Through the early 1900s, as the French Quarter turned a blind eye to Rampart Street and Storyville, students were so regularly caught and punished for sneaking out after hours to the bordellos for "jass" music that the caretaker, tired of being woken by sheepish knocking, hung a key at the gate spelled so only students could use it, of course. The unlucky student to have imbibed a little too much, and to have forgotten the password, was generally forced to sleep at the gate and face the wrath of the faculty in the morning. Provided the faculty was not sleeping at the gate as well, as in the scandal of 1912, when Potions teacher Madam Cassandra Capporella was found to have spent the evening with several students at the Pink Puffskein Lounge. Madam Capporella reasoned that she was "teaching the kids how to recognize Muggle potions namely whiskey, rum and gin three highly dangerous and potent Muggle concoctions!" Headmaster Wallingham was not impressed with her teaching style, and Madam Capporella was dismissed soon after. She took a job at the famed Sazerac Bar, and continued her lessons in Muggle Potions for many years to come.

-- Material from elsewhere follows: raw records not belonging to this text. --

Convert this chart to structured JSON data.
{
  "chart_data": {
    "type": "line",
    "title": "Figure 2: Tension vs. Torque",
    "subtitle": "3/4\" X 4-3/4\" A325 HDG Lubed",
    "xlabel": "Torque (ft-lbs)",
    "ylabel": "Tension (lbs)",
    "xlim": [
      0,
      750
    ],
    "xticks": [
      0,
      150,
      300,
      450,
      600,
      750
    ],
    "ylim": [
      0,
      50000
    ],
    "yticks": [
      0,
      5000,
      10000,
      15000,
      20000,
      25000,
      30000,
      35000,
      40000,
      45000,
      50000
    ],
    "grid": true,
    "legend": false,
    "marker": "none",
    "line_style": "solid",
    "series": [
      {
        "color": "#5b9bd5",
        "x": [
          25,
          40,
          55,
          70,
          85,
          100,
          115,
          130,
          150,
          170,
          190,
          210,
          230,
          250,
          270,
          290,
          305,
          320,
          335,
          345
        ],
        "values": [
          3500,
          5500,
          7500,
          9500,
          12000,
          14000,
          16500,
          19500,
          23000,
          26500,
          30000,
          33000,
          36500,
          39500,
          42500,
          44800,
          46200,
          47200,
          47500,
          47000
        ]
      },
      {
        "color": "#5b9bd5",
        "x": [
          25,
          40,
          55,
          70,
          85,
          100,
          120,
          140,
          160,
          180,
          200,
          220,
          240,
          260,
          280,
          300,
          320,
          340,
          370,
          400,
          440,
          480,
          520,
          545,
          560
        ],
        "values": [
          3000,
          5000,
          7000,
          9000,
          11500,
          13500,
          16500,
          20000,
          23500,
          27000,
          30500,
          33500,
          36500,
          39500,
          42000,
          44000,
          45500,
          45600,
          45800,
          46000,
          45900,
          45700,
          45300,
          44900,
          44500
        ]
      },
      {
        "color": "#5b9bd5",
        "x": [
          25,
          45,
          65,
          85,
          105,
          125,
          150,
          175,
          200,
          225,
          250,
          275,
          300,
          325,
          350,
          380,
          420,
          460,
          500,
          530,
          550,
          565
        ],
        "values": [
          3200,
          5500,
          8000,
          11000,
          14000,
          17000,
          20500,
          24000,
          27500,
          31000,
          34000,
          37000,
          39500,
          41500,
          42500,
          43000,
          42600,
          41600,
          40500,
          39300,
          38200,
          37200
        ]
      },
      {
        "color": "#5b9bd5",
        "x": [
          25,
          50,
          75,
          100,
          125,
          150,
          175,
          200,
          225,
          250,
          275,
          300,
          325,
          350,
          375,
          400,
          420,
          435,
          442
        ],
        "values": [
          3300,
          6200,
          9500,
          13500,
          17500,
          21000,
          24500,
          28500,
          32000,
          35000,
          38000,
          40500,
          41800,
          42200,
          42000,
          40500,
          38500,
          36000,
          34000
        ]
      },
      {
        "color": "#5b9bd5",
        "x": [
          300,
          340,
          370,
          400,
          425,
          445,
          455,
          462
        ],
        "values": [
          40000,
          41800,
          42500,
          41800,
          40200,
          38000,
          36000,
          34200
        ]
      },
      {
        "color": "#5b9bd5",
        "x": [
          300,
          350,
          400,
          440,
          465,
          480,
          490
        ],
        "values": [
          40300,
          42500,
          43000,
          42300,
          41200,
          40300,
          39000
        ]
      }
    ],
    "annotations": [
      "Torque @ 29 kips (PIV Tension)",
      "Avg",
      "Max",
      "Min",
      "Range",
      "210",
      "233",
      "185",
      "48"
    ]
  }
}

L'Université wandered through a rather amazing litany of students during the 1900s, from Buddy Bolden (who frequently woke everyone with his cornet as he stumbled home from Storyville in the wee hours) to Walt Whitman (fond of orating from the tip-top of the school's highest tower), from John James Audubon (and the constant stream of dead birds) to Louis Armstrong (the school got down like nobody's business when he was crowned krewe Zulu's King of Mardi Gras). The school is still the most recognized and innovative magical school of the arts in the world, and frequently turns out revolutionary uses of magic that most of the time produce astounding pieces of art.

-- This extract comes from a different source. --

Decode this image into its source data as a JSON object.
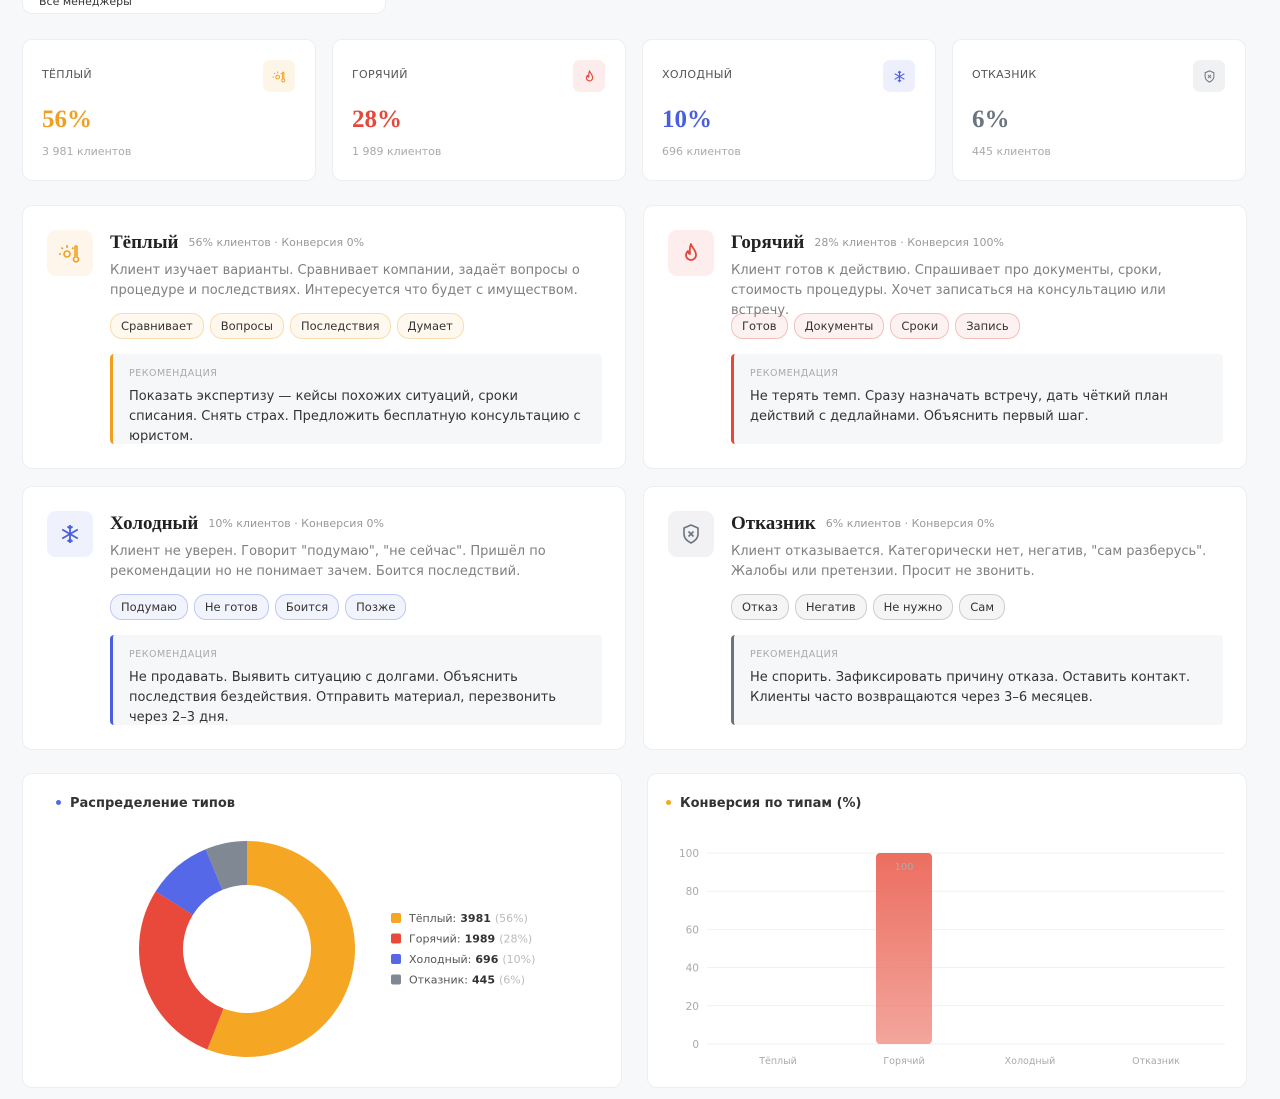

The division of the student body will be quite familiar for those who know the European magical school model. The students are divided upon their arrival at the school's secret entrance into four houses, and then take classes and live with the members of their house a family of sorts. Of course, the annual Pirate Gold competition is also conducted by house. The Houses Zodico, Pontalbòn, Lumién, and Bellereve are based on individual arts, and look for the students who display talent or interest in their particular artistic field of study, although sometimes the student does not quite realize she is talented in that particular field.
During Phoenix Rising, L'Université has generously allowed attendees to be Sorted and to spend the weekend of the conference vying for honorary Pirate Gold. The current ruling body, the Board of Creative and Talented Directors, has also allowed the current Headmistress, Madam Victoria Dann, to preside over Phoenix Rising and award the honorary Pirate Gold at the Coda Breakfast.